Je trouve extrêmement sage la suppression des excommunications ; vous allez à votre but indépendamment de tout cela.

Pour ce qui est de vos feuilles, si elles doivent bientôt revenir correctes, je les attendrai ; sinon je pourrai toujours relire, pour me bien remplir du système et de l’esprit de l’ouvrage, parce qu’en effet je ne saurais faire à mon gré un pareil extrait sans savoir presque par cœur un ouvrage si quintessencié, si exquis. Je vous avouerai que, dans les sujets qui en valent la peine et qui m’intéressent, je ne saurais écrire un mot que je n’aie à chaque instant le total et le détail même de l’ouvrage actuellement dans l’esprit, comme si je le lisais. Je vous dirais ce que je sens tous les jours en écrivant, si je vous disais qu’il faut que de chaque point de l’ouvrage il parte un rayon qui vienne aboutir au bout de ma plume.

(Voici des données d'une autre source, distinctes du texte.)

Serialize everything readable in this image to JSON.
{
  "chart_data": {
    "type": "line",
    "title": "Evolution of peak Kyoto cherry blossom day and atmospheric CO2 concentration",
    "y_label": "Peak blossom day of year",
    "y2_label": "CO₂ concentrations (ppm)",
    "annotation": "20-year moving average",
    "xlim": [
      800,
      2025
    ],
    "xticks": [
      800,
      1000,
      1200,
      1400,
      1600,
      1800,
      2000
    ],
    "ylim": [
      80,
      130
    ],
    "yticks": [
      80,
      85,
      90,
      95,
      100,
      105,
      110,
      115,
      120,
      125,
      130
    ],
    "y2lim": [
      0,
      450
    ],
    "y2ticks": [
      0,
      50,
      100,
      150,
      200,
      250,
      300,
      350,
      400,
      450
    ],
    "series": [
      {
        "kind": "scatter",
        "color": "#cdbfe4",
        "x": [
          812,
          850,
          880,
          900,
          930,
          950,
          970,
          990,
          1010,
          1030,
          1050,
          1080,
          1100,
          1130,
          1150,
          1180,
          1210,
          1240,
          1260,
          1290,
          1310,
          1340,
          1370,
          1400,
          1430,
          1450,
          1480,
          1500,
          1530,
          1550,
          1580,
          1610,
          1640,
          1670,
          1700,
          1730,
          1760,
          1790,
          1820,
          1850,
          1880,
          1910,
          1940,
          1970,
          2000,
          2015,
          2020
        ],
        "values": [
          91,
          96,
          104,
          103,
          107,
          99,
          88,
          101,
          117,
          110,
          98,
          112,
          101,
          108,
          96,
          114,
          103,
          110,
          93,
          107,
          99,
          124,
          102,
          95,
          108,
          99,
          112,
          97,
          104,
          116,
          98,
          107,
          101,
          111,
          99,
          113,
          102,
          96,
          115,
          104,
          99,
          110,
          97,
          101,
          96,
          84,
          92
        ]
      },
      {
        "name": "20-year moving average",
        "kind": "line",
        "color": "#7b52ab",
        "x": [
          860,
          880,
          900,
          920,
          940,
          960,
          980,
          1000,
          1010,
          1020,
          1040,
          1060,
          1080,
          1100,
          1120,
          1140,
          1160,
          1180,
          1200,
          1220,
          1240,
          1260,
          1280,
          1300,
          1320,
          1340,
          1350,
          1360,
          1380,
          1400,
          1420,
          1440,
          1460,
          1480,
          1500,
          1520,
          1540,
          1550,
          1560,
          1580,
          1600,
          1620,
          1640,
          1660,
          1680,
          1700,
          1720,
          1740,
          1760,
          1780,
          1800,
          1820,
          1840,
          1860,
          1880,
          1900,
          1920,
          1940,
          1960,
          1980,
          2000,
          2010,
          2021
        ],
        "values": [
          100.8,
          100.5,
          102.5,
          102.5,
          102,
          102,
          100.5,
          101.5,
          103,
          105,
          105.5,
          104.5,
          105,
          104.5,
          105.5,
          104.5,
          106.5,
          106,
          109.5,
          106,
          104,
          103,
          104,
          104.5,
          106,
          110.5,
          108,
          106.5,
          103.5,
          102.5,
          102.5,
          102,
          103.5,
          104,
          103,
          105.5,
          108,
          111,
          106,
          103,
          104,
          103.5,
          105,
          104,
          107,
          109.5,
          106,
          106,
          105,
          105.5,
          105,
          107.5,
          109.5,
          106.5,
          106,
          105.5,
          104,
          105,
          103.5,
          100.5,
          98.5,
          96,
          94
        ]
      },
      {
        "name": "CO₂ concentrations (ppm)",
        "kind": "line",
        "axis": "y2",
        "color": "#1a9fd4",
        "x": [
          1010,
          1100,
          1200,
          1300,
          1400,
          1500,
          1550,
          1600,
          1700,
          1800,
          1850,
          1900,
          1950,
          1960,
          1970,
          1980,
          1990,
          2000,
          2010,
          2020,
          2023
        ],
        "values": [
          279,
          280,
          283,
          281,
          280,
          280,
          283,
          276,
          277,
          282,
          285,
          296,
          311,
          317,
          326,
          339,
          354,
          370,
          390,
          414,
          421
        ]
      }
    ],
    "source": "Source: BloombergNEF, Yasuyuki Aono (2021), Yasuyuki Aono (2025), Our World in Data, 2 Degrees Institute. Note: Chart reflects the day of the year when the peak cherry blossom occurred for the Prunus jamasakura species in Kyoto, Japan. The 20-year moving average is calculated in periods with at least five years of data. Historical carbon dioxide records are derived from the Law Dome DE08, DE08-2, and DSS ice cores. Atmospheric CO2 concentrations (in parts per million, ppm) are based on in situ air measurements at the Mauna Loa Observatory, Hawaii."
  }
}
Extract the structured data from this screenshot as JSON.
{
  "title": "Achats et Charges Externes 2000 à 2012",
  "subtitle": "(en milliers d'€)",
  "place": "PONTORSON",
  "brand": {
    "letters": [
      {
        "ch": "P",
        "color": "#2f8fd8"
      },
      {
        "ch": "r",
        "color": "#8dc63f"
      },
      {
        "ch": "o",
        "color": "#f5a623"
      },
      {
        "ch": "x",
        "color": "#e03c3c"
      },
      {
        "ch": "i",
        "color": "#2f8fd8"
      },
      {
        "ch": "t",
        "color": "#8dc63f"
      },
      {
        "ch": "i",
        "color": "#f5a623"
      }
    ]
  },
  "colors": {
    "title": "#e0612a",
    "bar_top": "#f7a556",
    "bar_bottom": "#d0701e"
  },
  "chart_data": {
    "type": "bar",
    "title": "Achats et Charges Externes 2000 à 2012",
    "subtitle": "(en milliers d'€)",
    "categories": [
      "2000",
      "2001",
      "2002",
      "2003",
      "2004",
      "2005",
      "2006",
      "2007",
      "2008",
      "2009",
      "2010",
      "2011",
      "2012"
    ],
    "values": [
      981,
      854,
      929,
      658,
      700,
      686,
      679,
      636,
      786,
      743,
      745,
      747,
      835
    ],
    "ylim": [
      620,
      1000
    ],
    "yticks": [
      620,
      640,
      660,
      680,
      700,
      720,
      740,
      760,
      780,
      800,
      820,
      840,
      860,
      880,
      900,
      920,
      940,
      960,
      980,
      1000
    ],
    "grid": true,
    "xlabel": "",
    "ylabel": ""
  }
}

Je sens que votre plume, dans la composition de votre ouvrage, a été à chaque instant dans le concours précis de pareils rayons émanés de tous les points de l’histoire romaine, que vous deviez avoir à chaque instant toute distinctement présente à votre esprit. Voilà une géométrie bien alambiquée ; je m’entends pourtant, et je me flatte même que vous m’entendez.

Je suis avec un respect infini, Monsieur, votre très-humble et très-obéissant serviteur.

CASTEL Je

Vendredi au soir (1734 ?).

1 Cette lettre est tirée des Mémoires et correspondances inédits (1726, 1816), publiés par Charles Nisard. Paris, 1858, in-12.

2 Le père Castel, jésuite, a été un des amis les plus chers de Montesquieu ; c’est lui que le Président demanda dans sa dernière maladie. Il le consultait sur ses écrits, pour éviter les difficultés avec le clergé. Cette lettre, qui a pour objet les Considérations sur la grandeur et la décadence des Romains, est aussi curieuse par les détails qu’elle nous donne sur le livre, que par ce qu’elle nous apprend de la docilité et de la modestie de Montesquieu.